Le carte delle stragi siciliane le hanno recuperate un mese fa, appena dopo Pasqua. Erano ammassate in uno stanzone, forse per qualcuno destinate all’oblio perenne. Decine di migliaia di fascicoli, verbali di interrogatorio e di perquisizione, tabulati telefonici, trascrizioni, informative su pedinamenti. Alcuni faldoni erano ammuffiti, altri coperti da escrementi, altri ancora vicini alla decomposizione. […] Le carte – quintali – sono tutti gli atti che non sono mai confluiti nei processi e che, oggi, i magistrati vogliono spulciare una per una per scoprire il patto che ci fu fra Cosa Nostra e pezzi dello Stato. I fascicoli sono stati prelevati e ripuliti, ricomposti e trasferiti alla Questura di Palermo «a disposizione dell’autorità giudiziaria competente». In quella montagna di documenti fradici («Ce n’erano moltissimi divorati dall’umidità e dai parassiti, ancora qualche mese e li avremmo sicuramente ritirati non più integri», assicura chi li ha visti) si possono rintracciare i fili della strategia della tensione che ha portato alla morte di Falcone e Borsellino. Lì dentro gli investigatori sperano di scorgere le impronte di chi ha deviato le indagini, fin dall’attentato sugli scogli dell’Addaura del giugno del 1989.

Quello che gli investigatori hanno trovato nello stanzone rappresenta in modo evidente quanto si tratti di un’indagine proibitiva, e non solo per le condizioni in cui si trovavano i fascicoli.

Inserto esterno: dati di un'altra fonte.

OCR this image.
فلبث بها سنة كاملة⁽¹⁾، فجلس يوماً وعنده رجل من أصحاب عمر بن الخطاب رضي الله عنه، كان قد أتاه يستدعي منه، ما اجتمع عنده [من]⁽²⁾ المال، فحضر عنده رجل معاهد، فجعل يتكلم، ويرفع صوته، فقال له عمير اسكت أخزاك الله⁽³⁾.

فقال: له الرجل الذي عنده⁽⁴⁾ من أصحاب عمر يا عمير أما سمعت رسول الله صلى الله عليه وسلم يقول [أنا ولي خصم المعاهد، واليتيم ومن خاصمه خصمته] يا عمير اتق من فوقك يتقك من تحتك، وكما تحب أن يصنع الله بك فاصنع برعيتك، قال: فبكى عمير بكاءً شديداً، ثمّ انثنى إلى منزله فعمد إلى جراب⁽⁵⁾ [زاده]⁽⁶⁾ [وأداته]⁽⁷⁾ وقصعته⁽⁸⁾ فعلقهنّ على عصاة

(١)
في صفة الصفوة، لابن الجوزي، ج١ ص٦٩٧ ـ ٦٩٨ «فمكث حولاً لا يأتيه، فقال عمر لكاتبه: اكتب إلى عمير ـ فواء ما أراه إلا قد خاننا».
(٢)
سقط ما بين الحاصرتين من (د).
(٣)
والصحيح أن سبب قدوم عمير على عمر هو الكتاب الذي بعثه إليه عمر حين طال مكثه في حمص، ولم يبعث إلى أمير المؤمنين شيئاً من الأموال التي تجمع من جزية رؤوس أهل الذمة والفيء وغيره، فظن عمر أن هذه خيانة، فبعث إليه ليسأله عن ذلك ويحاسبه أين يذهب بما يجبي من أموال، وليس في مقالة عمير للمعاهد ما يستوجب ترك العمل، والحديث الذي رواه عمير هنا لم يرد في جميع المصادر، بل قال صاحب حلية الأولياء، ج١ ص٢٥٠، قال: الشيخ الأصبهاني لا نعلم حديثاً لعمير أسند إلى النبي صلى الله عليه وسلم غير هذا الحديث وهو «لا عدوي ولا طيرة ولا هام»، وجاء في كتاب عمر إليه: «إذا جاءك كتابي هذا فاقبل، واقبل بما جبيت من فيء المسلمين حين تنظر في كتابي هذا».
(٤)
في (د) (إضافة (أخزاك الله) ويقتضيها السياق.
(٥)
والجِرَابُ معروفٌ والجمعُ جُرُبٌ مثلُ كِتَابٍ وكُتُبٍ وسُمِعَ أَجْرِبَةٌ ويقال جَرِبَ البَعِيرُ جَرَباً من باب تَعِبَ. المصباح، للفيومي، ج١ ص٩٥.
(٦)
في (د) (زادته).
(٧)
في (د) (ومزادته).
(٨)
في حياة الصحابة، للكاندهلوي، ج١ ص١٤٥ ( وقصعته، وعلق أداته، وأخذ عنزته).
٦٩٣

Basta fare solo un esempio per spiegare cosa hanno «rinvenuto» i procuratori di Caltanissetta sulle tre vicende giudiziarie – attentato dell’Addaura, strage Falcone e strage Borsellino – intorno alle quali un anno fa hanno riaperto le indagini. L’esempio riguarda gli identikit, sei, tracciati dai poliziotti della squadra mobile di Palermo nei giorni successivi al 23 maggio del 1992 degli uomini che erano stati notati da una decina di testimoni «nei pressi del luogo dell’attentato». I magistrati li hanno cercati nel fascicolo dove dovevano stare e lì non c’erano. Li hanno ritrovati alla biblioteca nazionale di Roma su una copia di Repubblica del 13 giugno 1992 (è stato l’unico quotidiano a tiratura nazionale, insieme al Giornale di Sicilia, a diffondere i volti dei sei presunti killer), poi hanno individuato gli identikit – tutti?, mentre scriviamo non abbiamo questa certezza – in altre schede dove invece gli identikit non dovevano stare. Ma, come spiegano alcuni inquirenti, «oltre a quegli identikit lo stato dei fascicoli presenta numerose altre anomalie».

E allora uno si immagina un pool di poliziotti e magistrati che ricomincia da capo, che rovista negli archivi, che si divide i compiti nel tentativo di fare luce. Invece no: manco fossimo dentro una serie televisiva, chi indaga sui mandanti non mafiosi delle stragi è un poliziotto solo.

Uno solo per scoprire i misteri dell’Addaura, per scoprire tutte le trame della trattativa fra i boss e gli 007, per riscontrare le migliaia di rivelazioni di Massimo Ciancimino, per decifrare le ultime manovre di alcune fazioni dei servizi segreti, per individuare gli autori di alcune minacce arrivate ai magistrati. Sembra uno scherzo ma è così: un poliziotto per tutto, un poliziotto solo per riscrivere un pezzo di storia (e non solo giudiziaria) italiana. Dietro di lui una procura sguarnita: quasi un terzo di organico scoperto – 11 sostituti su 16 – la frontiera della criminalità di Gela che assorbe almeno metà delle indagini, magistrati dirottati nel distretto – ai Tribunali di Nicosia e di Enna – e il resto delle forze – il procuratore capo Sergio Lari e i suoi aggiunti Nicolò Marino, Domenico Gozzo, Amedeo Bertone – a fare ogni mattina udienze e il pomeriggio indagini su Capaci. Il part time giudiziario sulle stragi di mafia.